20 Jahre lang leitete der Gymnasiallehrer Hansjörg Friedrich die Säckinger Kammermusik-Abende, hier vor dem Kursaal, dem Konzertpodium ...
20 Jahre lang leitete der Gymnasiallehrer Hansjörg Friedrich die Säckinger Kammermusik-Abende, hier vor dem Kursaal, dem Konzertpodium der Hochrheinstadt. | Bild: Jürgen Scharf

Auf seine Initiative entstand der Kontakt zum „Concours Géza Anda“ in Zürich, einem renommierten Klavierwettbewerb, dessen Preisträger bis heute regelmäßig auf dem Bad Säckinger Konzertpodium zu erleben sind. Friedrich hob das Fähnchen der Klaviermusik hoch und lud Pianistinnen wie Heidrun Holtmann oder das berühmte Klavierduo Yaara Tal und Andreas Groethuysen ein, das mehrfach für Sternstunden vierhändigen Klavierspiels sorgte.

Zyklus wird vielseitiger

Wie die beiden ehrenamtlichen Organisatoren Metzger und Friedrich, die sich gut verstanden und als Kollegen ein freundschaftliches Verhältnis pflegten, kann auch Kulturreferentin Christine Stanzel, die seit 2008 für die künstlerische Ausrichtung verantwortlich zeichnet, eine spezielle musikalische Ausbildung vorweisen; eines ihrer Studienfächer war Musikwissenschaft.
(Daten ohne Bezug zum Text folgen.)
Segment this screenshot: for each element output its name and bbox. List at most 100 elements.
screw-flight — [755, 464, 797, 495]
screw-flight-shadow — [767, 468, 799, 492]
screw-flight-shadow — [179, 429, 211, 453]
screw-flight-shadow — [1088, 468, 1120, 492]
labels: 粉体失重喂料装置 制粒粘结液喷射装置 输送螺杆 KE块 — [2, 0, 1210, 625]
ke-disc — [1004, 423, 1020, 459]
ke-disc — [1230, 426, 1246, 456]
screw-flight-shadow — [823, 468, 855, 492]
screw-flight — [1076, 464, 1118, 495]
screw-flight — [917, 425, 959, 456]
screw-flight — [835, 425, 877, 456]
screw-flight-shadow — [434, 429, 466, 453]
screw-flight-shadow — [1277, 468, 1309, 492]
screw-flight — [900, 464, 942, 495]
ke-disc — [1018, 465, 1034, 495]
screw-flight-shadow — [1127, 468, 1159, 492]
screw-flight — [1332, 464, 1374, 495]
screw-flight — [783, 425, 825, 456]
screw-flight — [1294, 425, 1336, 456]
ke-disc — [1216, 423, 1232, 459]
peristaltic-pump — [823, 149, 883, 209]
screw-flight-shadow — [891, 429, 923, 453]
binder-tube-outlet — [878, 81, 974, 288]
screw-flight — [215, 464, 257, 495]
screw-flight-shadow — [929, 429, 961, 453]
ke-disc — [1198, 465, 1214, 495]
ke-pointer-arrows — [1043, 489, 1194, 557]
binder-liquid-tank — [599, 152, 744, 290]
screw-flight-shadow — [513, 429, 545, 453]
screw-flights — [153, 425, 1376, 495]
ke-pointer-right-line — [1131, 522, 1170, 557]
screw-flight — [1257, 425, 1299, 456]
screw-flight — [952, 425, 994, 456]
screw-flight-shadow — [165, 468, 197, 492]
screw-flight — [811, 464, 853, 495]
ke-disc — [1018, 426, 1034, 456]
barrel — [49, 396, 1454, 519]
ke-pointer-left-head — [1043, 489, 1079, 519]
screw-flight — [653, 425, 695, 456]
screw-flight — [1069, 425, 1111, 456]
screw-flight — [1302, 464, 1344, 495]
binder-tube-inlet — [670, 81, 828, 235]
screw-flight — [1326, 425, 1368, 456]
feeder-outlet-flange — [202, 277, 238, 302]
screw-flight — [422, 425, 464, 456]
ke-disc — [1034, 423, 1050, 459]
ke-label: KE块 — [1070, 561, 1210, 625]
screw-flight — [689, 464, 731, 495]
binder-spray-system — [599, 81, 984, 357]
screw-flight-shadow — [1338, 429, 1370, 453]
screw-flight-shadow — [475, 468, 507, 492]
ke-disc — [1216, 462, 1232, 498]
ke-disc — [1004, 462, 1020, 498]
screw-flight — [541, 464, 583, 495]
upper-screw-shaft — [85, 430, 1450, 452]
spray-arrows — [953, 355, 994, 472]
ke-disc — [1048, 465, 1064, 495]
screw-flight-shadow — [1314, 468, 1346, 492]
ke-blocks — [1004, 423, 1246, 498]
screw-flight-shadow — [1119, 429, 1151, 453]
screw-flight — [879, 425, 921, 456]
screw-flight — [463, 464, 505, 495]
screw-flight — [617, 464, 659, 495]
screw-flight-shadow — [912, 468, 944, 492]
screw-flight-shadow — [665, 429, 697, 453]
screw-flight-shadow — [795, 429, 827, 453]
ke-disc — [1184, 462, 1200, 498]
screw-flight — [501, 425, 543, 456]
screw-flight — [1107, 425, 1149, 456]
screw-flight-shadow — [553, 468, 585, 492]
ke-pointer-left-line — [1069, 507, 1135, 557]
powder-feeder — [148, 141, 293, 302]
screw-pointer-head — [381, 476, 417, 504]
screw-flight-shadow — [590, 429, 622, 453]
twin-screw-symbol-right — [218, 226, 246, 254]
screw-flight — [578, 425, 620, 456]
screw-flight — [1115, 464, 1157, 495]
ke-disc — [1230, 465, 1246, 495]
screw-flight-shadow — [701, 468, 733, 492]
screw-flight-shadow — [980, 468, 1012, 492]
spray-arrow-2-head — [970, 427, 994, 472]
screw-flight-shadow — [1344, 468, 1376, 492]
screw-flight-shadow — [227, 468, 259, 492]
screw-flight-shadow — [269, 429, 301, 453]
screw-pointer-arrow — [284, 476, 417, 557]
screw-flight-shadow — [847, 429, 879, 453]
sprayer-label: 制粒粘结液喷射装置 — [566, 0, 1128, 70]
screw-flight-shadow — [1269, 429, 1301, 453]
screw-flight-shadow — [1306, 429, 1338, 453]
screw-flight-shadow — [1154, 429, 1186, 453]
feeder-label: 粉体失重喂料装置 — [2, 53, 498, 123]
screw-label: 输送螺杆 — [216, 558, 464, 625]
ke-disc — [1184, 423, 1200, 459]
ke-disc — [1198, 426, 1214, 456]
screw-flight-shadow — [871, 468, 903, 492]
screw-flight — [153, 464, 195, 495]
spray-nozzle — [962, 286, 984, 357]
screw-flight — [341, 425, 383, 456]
Kulturreferentin Christine Stanzel hat die Klassikreihe auch für moderne Musik und ein junges Publikum geöffnet.
Kulturreferentin Christine Stanzel hat die Klassikreihe auch für moderne Musik und ein junges Publikum geöffnet. | Bild: Picasa

Unter ihrer Leitung ist der Zyklus vielseitiger geworden, breiter im Spektrum, mit interessanten Themenschwerpunkten. Stanzel hat der Musik des 20. und 21. Jahrhundert die Tür geöffnet und Klassikstars wie die Klarinettistin Sharon Kam, die Geigerin Isabelle Faust, den Hammerflügelspieler Andreas Staier, die Pianistin Claire Huangci oder die Trompeter Reinhold Friedrich und Gabor Boldoczki hergeholt.

Und sie hat die Reihe für junges Publikum attraktiv gemacht durch Erzählkonzerte (mit dem Sprecher Juri Tetzlaff), Workshops für Musikschüler und angesagte Ensembles wie das Atos Trio oder das Vision String Quartet, das Klassik mit Pop und Jazz mixt. Die Säckinger Kammermusik-Abende sind mit der Zeit gegangen.